As I started my job as a Data warehousing professional at Capgemini, the question "Why Data Warehousing ?" always lurked in my mind. To preface my article, Data warehousing is the process of gathering business data from transaction system and building a dedicated system to analyze those data to understand and enhance the business.
But given my limited knowledge of how big companies take complex business decisions , I always questioned the use of a dedicated database to analyse data which can be done in conventional databases. As I was reading more about the usage of data warehousing I found an interesting article "Why you need a Datawarehouse" by David Andrews. As he mentions the concept of data warehousing is deceptively simple. Data is extracted periodically from the applications that support business processes and copied onto special dedicated computers. There it can be validated, reformatted, reorganized,summarized, restructured, and supplemented with data from other sources. The resulting datawarehouse becomes the main source of information for report generation, analysis, and presentation through ad hoc reports, portals, and dashboards.

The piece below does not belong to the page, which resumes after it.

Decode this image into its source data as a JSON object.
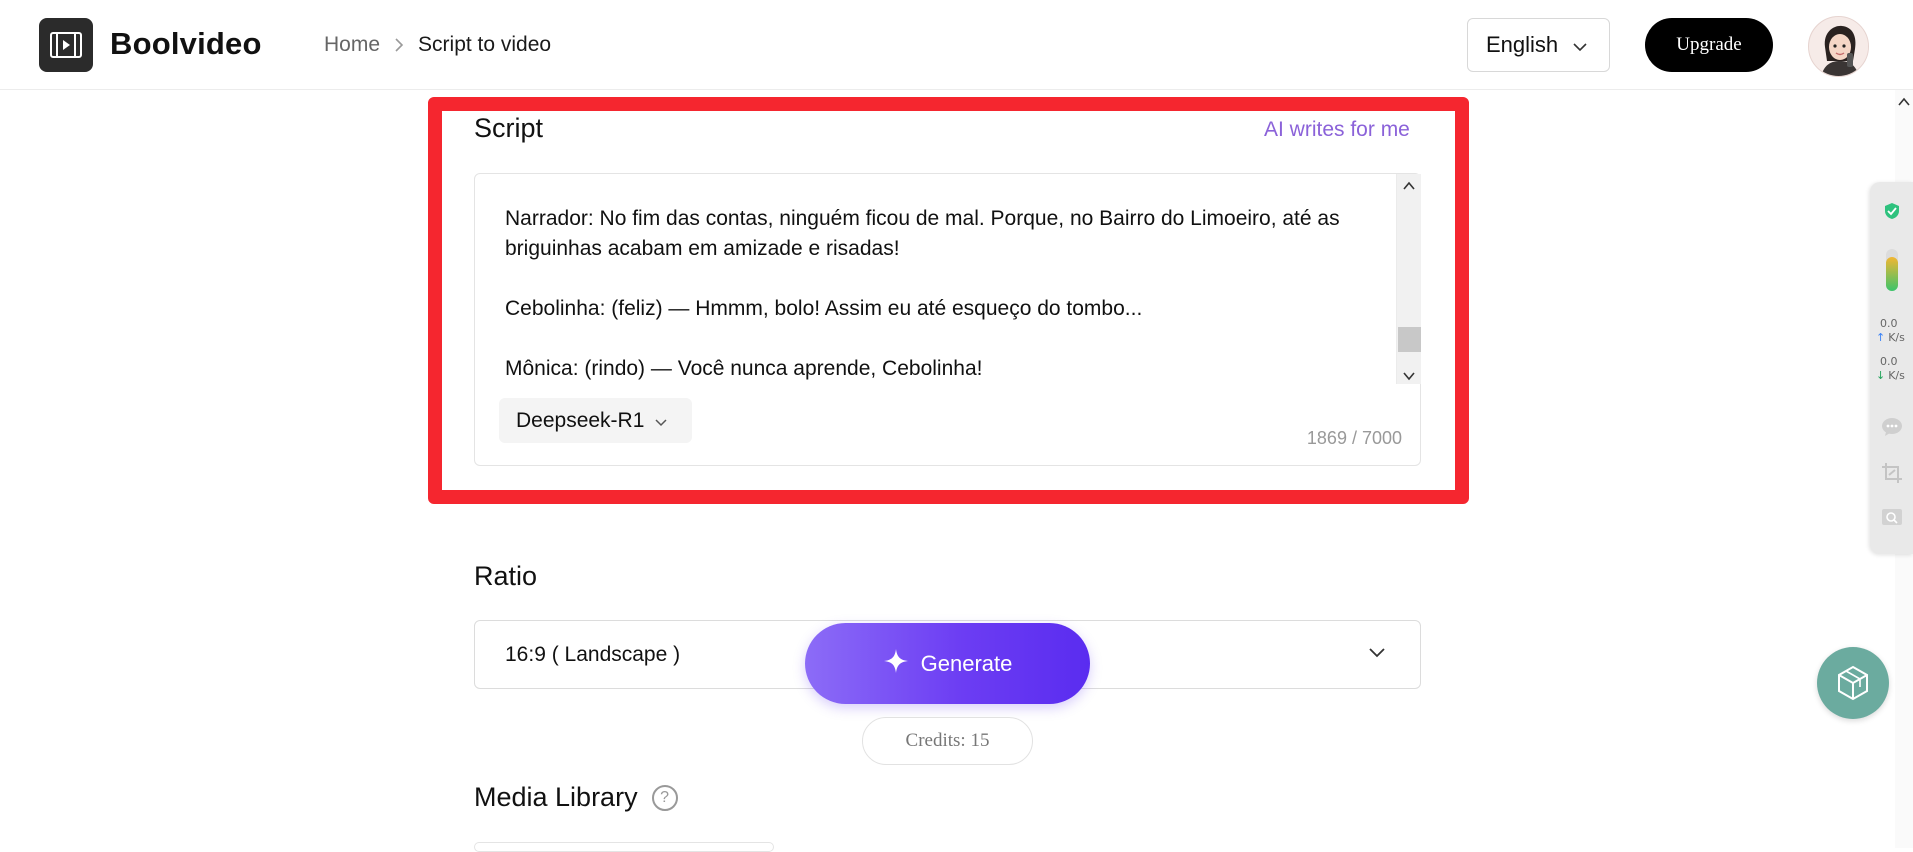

Business Intelligence can be defined as The process, technologies, and tools needed to turn data into information, information into knowledge, and knowledge into plans that drive profitable business action. Business intelligenceencompasses data warehousing, business analytic tools, and content/ knowledge management. As I understand there are two sets of people in the Industry those are for and against the use of Data warehousing as an effective measure for Business Intelligence.
But David have taken a very beautiful case study to show that Data warehouse have shown commendable profitability and adaptability for companies BI environment in a long run. The "Direct Access" method though seems simple and less cumbersome have shown its shortcomings and disadvantages in a longer run. The direct access method fails mainly because of following reasons
1.Priority always needs to be given to transaction processing. Reporting and analysis functions tend to perform poorly when run on the hardware that handles transactions.
2.There is a risk that BI users might misuse or corrupt the transaction data.
3.There are many ways in which BI users can inadvertently slow the performance of applications.
4.Tables are structured to optimize data entry and validation performance, making them hard to use for retrieval and analysis.
So I got my answer to the poignant question " Why Data Warehousing " from this insightfull article by David Andrews. He finally concludes that "Trying to manage a complex business in a highly challenging economic environment without a BIsolution based on a data warehouse is fraught with risk. Would you set out to sea today in bad weather on a large ship without radar, GPS and a satellite radio?"